In einem späteren Verfahren machte die Klägerin weitere Ansprüche geltend, über den Vergleichsbetrag hinaus. Gegen die Endgültigkeit des Abfindungsvergleichs wandte sie dabei ein, dass das Vergleichsangebot in der E-Mail nicht von ihr stamme, sondern von ihrem Ehemann, der hierzu nicht bevollmächtigt gewesen sei. Auch sei der angebotene Abfindungsvergleich nicht mit ihr abgestimmt gewesen, sie habe hiervon keine Kenntnis gehabt.
Entscheidung
Das OLG Zweibrücken ließ den Einwand der Ehefrau nicht gelten:
Wird – wie in Streitfall – bei der Abgabe einer Willenserklärung durch die Nutzung eines fremden Namens beim Geschäftspartner der Anschein erweckt, der angebotene Vertrag solle mit dem Namensträger zustande kommen (E-Mail Account der Klägerin, Unterschrift der Versicherungsnehmerin) und wird dabei eine falsche Vorstellung über die Identität des Handelnden hervorgerufen, so finden die Regeln über die Stellvertretung (§§ 164 ff. BGB) und die hierzu entwickelten Grundsätze entsprechend Anwendung. Dies gilt auch für Geschäfte, die über das Internet abgewickelt werden. Eine rechtsgeschäftliche Erklärung, die unter solchen Voraussetzungen unter dem Namen eines anderen abgegeben worden ist, verpflichtet den Namensträger dann, wenn sie in Ausübung einer bestehenden Vertretungsmacht erfolgt (§ 164 Abs. 1 Satz 1 BGB analog), vom Namensträger nachträglich genehmigt worden ist (§ 177 Abs. 1 BGB analog) oder wenn die Grundsätze über die Anscheins- oder Duldungsvollmacht eingreifen.
Es stehe (…) fest, dass die Klägerin nach Rechtsscheingrundsätzen – dies in Form einer Anscheinsvollmacht – für das unter Verwendung ihres passwortgeschützten E-Mail Accounts abgegebene Angebot ihres Ehemanns auf Abschluss eines Abfindungsvergleichs einzustehen hat. Von einer Anscheinsvollmacht ist nach herkömmlicher Rechtsprechung auszugehen, wenn der Vertretene das Handeln des Scheinvertreters nicht kennt, er es aber bei pflichtgemäßer Sorgfalt hätte erkennen und verhindern können, und wenn der Geschäftspartner annehmen durfte, der Vertretene kenne und billige das Handeln des Vertreters.
Dabei greifen die Rechtsgrundsätze der Anscheinsvollmacht in der Regel nur dann ein, wenn das Verhalten von gewisser Dauer und Häufigkeit ist. Diese Voraussetzungen liegen für den Streitfall vor. Aus objektiver Sicht des Erklärungsempfängers lag ein Angebot der Klägerin als der materiell Berechtigten vor, welches die Beklagte angenommen hatte. Das Angebot kam vom E-Mail Account der Klägerin und war mit Ihrem Namen unterzeichnet. Die Beklagte wurde dabei über die Identität des Handelnden getäuscht. Aus ihrer Sicht wollte sie den angebotenen Abfindungsvergleich ausschließlich mit der Klägerin als ihrer Versicherungsnehmerin schließen.

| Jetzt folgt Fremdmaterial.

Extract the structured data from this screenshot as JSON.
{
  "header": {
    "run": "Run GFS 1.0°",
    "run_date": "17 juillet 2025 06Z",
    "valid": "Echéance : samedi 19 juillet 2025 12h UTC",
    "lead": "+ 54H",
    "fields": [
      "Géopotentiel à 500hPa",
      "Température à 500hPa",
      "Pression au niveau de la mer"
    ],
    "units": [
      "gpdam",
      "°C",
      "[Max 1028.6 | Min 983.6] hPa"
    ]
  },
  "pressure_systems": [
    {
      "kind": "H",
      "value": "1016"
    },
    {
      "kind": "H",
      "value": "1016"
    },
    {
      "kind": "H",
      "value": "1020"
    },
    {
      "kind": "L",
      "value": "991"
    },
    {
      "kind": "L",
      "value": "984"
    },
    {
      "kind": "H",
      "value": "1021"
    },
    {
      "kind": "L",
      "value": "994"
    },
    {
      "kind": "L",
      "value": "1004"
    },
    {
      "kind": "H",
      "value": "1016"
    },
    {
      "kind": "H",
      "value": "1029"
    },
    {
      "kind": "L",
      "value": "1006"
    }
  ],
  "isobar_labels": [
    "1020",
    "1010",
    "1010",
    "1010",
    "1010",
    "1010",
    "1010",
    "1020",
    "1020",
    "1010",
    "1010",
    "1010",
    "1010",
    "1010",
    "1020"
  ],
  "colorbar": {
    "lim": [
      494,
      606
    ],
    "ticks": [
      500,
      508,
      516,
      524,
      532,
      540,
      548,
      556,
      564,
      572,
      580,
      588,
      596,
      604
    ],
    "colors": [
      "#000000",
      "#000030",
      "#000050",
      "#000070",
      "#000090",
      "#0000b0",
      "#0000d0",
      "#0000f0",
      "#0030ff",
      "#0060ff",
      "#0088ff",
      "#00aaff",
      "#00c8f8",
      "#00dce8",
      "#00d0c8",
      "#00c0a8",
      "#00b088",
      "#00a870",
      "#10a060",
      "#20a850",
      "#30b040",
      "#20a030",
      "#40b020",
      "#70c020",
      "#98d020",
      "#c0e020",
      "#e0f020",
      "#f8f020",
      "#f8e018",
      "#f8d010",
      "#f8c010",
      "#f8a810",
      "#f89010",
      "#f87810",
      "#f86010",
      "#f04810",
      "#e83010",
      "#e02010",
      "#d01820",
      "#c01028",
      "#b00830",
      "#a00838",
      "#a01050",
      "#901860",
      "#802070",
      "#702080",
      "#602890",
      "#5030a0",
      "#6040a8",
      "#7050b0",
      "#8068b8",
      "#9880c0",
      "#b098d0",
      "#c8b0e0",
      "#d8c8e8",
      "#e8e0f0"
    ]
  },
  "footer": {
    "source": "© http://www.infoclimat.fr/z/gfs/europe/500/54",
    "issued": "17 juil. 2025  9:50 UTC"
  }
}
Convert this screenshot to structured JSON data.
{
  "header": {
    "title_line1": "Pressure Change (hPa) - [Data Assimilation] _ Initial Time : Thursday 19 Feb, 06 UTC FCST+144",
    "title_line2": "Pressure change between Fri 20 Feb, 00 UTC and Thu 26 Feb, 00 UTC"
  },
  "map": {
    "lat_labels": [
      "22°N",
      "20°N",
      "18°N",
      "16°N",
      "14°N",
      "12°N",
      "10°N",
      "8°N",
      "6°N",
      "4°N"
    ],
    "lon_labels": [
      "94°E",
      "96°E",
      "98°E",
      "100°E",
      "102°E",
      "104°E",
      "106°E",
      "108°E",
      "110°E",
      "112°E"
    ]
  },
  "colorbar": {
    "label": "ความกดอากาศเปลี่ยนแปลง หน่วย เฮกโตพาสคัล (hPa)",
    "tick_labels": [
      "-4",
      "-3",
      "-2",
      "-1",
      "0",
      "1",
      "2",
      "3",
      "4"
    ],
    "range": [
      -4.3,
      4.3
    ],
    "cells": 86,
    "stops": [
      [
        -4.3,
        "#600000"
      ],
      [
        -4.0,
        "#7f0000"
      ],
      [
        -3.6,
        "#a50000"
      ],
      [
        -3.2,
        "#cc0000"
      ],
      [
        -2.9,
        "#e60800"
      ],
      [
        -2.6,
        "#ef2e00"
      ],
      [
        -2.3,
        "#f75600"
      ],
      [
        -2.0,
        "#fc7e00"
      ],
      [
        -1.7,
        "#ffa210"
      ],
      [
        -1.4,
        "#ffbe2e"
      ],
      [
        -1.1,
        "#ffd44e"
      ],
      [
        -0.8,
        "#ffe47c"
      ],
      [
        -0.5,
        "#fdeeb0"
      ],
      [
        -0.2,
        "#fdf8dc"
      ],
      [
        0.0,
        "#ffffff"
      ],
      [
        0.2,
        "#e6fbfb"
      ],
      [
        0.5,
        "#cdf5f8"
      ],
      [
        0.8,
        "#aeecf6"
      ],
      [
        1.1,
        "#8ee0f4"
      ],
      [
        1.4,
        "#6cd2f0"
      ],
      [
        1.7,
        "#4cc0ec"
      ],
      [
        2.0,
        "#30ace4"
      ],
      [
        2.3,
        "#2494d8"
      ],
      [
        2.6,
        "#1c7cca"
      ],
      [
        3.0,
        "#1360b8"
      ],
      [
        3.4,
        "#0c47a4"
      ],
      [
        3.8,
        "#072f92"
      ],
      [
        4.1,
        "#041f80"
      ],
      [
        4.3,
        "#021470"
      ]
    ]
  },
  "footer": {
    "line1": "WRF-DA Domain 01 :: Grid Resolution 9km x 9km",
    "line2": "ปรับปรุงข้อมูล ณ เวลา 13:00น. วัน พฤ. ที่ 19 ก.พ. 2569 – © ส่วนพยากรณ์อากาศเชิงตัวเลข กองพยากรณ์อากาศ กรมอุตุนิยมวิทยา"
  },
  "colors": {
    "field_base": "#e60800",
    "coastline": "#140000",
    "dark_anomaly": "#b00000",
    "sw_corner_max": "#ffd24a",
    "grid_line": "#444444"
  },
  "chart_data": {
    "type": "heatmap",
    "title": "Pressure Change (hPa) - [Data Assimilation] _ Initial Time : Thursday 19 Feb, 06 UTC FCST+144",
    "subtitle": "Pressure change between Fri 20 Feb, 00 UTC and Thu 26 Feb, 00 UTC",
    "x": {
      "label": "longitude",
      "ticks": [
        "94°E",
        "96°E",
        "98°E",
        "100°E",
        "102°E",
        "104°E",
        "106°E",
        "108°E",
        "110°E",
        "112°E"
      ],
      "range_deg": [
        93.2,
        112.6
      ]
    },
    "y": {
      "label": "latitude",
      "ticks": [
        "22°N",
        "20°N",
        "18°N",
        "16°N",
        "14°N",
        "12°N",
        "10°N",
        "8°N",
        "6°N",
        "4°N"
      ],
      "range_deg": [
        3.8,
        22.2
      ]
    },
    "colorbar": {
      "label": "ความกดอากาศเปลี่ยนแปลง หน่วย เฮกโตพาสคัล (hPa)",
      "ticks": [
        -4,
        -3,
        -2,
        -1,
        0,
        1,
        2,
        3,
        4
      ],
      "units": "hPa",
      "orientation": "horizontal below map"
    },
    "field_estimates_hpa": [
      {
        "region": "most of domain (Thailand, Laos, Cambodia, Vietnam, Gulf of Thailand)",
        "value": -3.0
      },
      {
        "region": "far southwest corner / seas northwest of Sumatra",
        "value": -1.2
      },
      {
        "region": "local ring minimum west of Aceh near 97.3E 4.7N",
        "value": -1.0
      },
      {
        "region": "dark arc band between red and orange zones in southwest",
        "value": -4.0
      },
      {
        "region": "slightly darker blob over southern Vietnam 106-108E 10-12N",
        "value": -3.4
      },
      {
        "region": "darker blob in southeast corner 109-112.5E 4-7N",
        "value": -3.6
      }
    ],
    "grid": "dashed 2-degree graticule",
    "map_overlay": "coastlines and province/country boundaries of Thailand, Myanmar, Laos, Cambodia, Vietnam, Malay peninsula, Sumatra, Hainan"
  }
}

Den falschen Anschein hatte die Klägerin gesetzt; dies in Form der Aushändigung von Legitimationsmerkmalen durch Preisgabe ihres Passworts für die Nutzerkennung. Die Klägerin hat im Rahmen ihrer ergänzenden Befragung ausdrücklich eingeräumt, dass sie ihrem Ehemann die Zugangsdaten ihres passwortgeschütztes E-Mail-Kontos willentlich offengelegt und dieser in der Vergangenheit häufig im Privat- wie Geschäftsverkehr ihr E-Mail Konto genutzt hatte, um in ihrem Namen rechtsgeschäftliche Erklärungen abzugeben.
Hinweis:
Wer einem Dritten die Zugangsdaten zu seinem E-Mail-Postfach zur Verfügung stellt und hinnimmt, dass dieser Dritte im Namen des Postfachinhabers Nachrichten versendet, muss sich unter Umständen auch nachteilige Erklärungen zurechnen lassen, wenn dem „Gegenüber“ nicht offenbart wird, wer tatsächlich handelt. Dies gilt im übrigen nicht nur im privaten, sondern auch im geschäftlichen Bereich!